Thread: Fidning a cycle in a directed graph.

Hi,
I have to find a cycle in a directed graph. I thought about such algorithm:
1) Create a queue Q.
2) Mark all vertexes as they are in a cycle.
2) Add to Q all vertexes which don't have an edge leading to another vertex (mark each vertex as it is not in a cycle).
3) While Q is not empty:
3.a) take a front element (let's say F) from Q.
3.b) for all F predecessors decrease the number of vertexes which F's predeccesor lead. If the numer is <= 0 add to Q and mark this vertex as it is not in a cycle.

Is it correct algorithm? For small examples it seems to be good but in some bigger graphs which I can't draw on paper it says that there is a cycle but for sure there is not.
Thanks,
apacz

This looks like a correct algorithm (if there are finitely many nodes). Are you implementing it exactly as you've described it? It would be even more correct if you used the word 'vertices.' :-)

What you have written down is essentially the same algorithm as topological sort, which will visit every node if and only if there are no cycles. ('Topological sort' has an extra step, (3.c), that pushes F onto a list that gets returned.)

Thanks for reply.

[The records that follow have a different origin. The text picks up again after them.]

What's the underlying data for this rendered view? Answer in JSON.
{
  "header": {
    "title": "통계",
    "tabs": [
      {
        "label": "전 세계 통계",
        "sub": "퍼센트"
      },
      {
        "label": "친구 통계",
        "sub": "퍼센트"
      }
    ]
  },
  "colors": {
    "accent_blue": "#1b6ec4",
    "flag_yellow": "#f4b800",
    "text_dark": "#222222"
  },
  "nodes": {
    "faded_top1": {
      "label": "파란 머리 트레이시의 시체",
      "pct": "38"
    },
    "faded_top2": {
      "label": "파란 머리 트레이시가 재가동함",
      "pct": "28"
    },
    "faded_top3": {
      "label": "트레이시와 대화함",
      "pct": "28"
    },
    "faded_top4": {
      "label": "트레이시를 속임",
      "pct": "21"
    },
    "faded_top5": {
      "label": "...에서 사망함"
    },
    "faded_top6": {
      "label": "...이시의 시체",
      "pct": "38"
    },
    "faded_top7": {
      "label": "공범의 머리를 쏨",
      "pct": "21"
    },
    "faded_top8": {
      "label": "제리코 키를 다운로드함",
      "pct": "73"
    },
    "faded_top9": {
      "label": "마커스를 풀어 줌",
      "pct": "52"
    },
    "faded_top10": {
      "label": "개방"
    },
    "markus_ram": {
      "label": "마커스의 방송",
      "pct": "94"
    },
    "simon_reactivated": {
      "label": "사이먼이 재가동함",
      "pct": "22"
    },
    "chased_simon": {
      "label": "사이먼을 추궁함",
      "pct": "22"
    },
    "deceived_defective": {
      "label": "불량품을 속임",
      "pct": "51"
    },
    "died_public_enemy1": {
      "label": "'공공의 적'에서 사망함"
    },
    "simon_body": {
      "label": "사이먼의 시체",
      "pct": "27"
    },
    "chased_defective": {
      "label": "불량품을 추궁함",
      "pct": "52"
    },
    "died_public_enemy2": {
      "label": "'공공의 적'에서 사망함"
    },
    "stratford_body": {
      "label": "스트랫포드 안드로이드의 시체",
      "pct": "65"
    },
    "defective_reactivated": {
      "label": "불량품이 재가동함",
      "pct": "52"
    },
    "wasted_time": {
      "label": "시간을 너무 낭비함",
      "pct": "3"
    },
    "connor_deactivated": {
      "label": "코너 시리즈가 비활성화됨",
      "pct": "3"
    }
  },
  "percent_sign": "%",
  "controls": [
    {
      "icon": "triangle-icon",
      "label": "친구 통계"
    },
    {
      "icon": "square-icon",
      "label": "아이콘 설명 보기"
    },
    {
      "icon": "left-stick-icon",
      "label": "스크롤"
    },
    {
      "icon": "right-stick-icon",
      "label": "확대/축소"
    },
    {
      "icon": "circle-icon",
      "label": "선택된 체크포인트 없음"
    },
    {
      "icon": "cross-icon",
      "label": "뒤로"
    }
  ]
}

Yes, I implemented it as I've described and really I have no clue what's wrong there - I'm working on it since yesterday and can't find the bug or what it is.

The algorithm doesn't find cycles; it only finds if there exists a cycle.

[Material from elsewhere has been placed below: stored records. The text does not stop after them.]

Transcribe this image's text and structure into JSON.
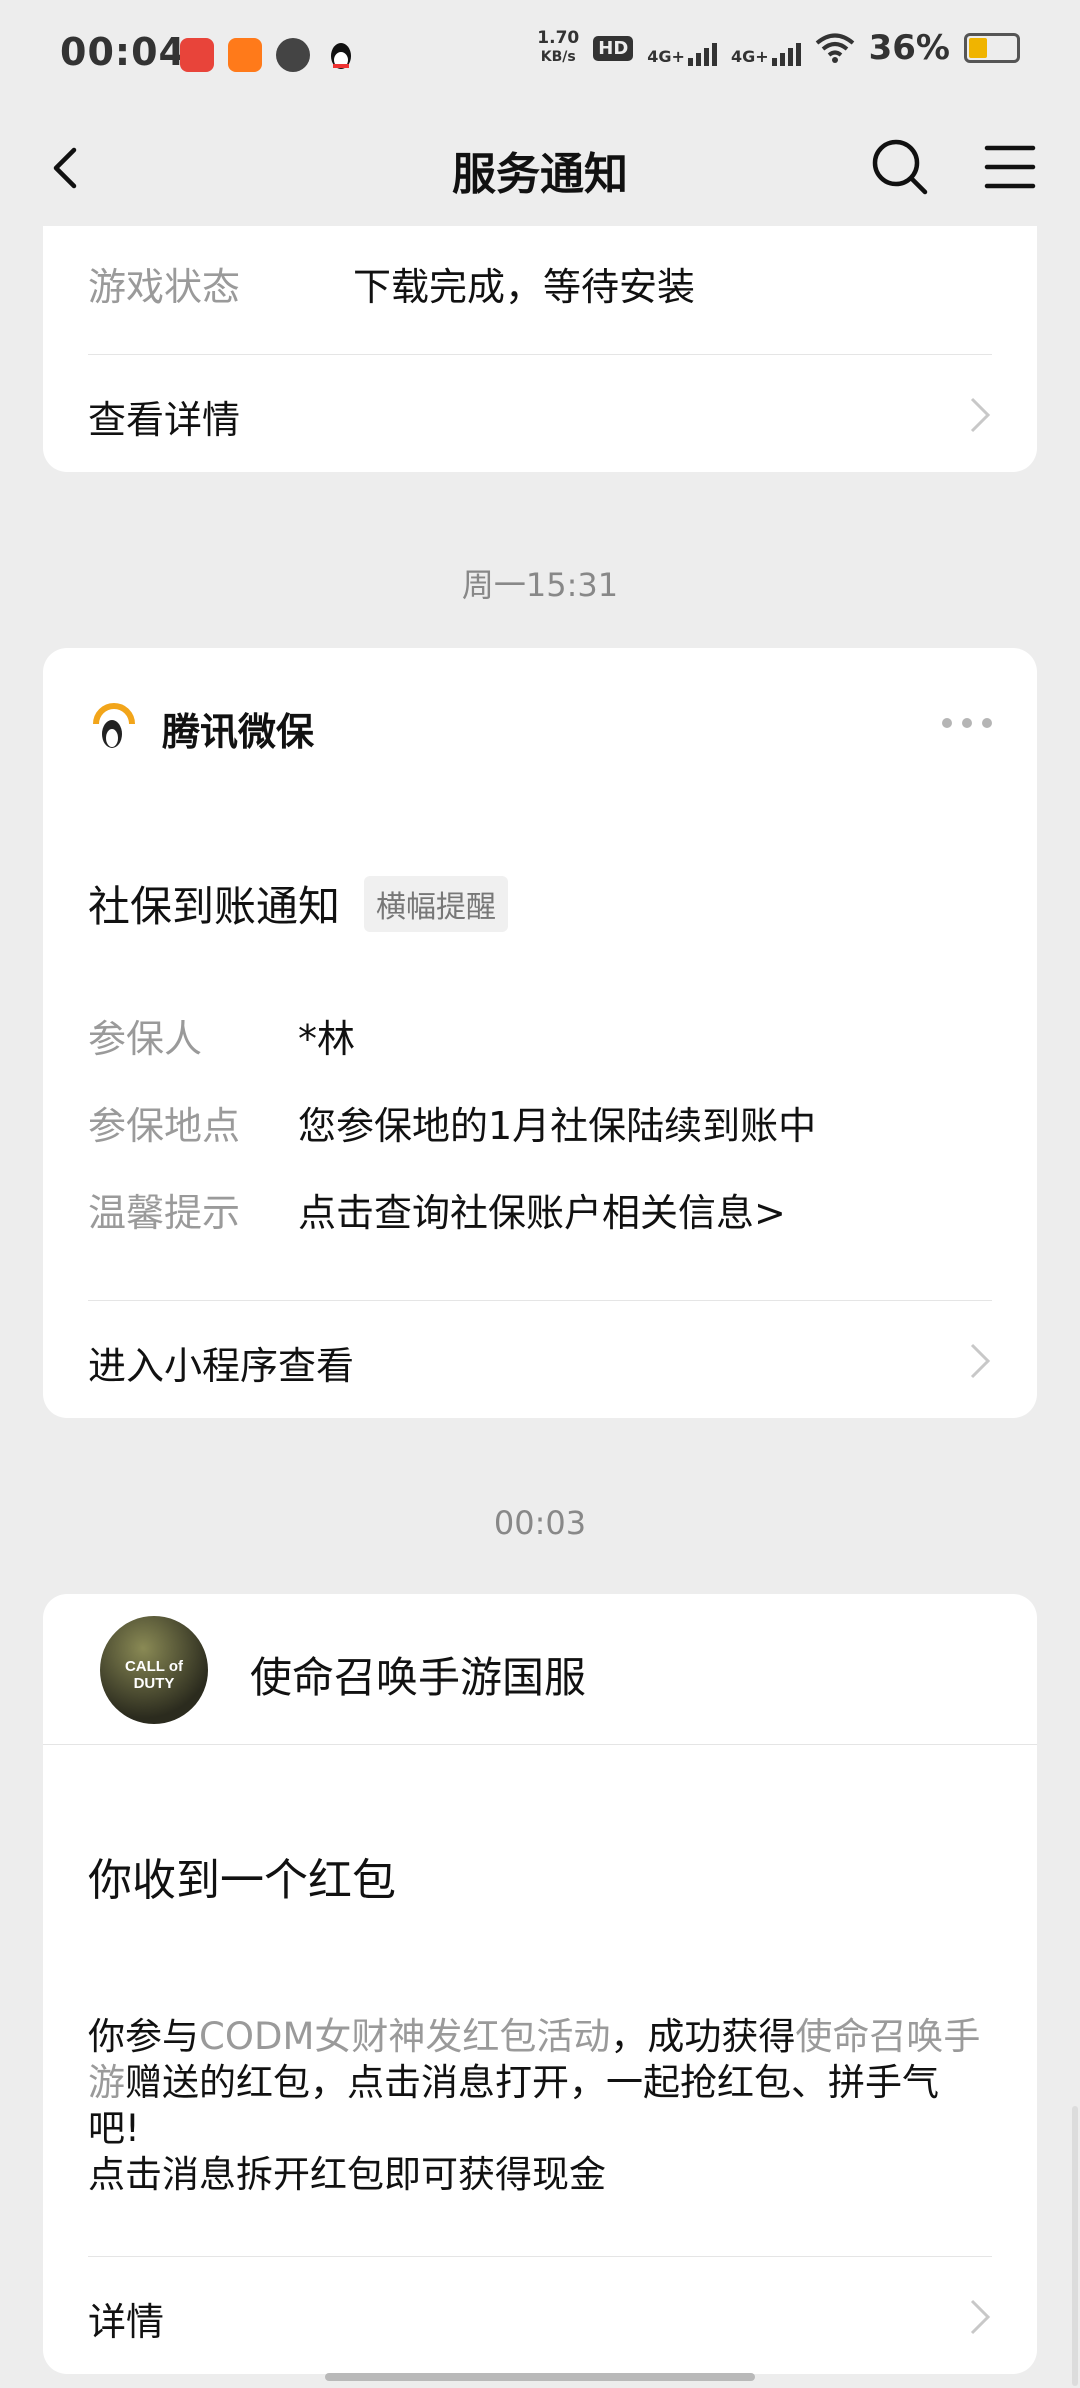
{
  "status_bar": {
    "time": "00:04",
    "speed_value": "1.70",
    "speed_unit": "KB/s",
    "hd_label": "HD",
    "sim1_label": "4G+",
    "sim2_label": "4G+",
    "battery_pct": "36%",
    "battery_level": 0.36,
    "app_icons": [
      "pinduoduo-icon",
      "taobao-icon",
      "message-icon",
      "qq-icon"
    ]
  },
  "nav": {
    "title": "服务通知",
    "back_icon": "back-arrow-icon",
    "search_icon": "search-icon",
    "menu_icon": "menu-icon"
  },
  "card1": {
    "field_label": "游戏状态",
    "field_value": "下载完成，等待安装",
    "link_label": "查看详情"
  },
  "timestamp1": "周一15:31",
  "card2": {
    "brand": "腾讯微保",
    "title": "社保到账通知",
    "badge": "横幅提醒",
    "rows": [
      {
        "label": "参保人",
        "value": "*林"
      },
      {
        "label": "参保地点",
        "value": "您参保地的1月社保陆续到账中"
      },
      {
        "label": "温馨提示",
        "value": "点击查询社保账户相关信息>"
      }
    ],
    "link_label": "进入小程序查看"
  },
  "timestamp2": "00:03",
  "card3": {
    "brand": "使命召唤手游国服",
    "avatar_text": "CALL of DUTY",
    "title": "你收到一个红包",
    "body_part1": "你参与",
    "body_hl1": "CODM女财神发红包活动",
    "body_part2": "，成功获得",
    "body_hl2": "使命召唤手游",
    "body_part3": "赠送的红包，点击消息打开，一起抢红包、拼手气吧!",
    "body_line2": "点击消息拆开红包即可获得现金",
    "link_label": "详情"
  },
  "colors": {
    "background": "#ededed",
    "card": "#ffffff",
    "muted_text": "#9a9a9a"
  }
}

If you want some particular cycle, you can use a modification of depth-first transversal.

Hi,
I want to find which vertices are in a cycle - it doesn't matter if in different cycle or in the same - I just want to know if each vertex is in a cycle. Can you recommend me any algorithm for that ? I need it done in O(n). Btw... What is exactly "depth-first transversal" ?
Regards.

Exactly what information do you want returned by the algorithm? And what do you mean by 'n'?

I have a graph which consist n vertices and an array bool cycle[n] and I want algorithm to fill that array of cycle[x]=1 if and only if vertex is in a cycle.
Regards.

Thank you very much for such comprehensive anwer. Now I got it all .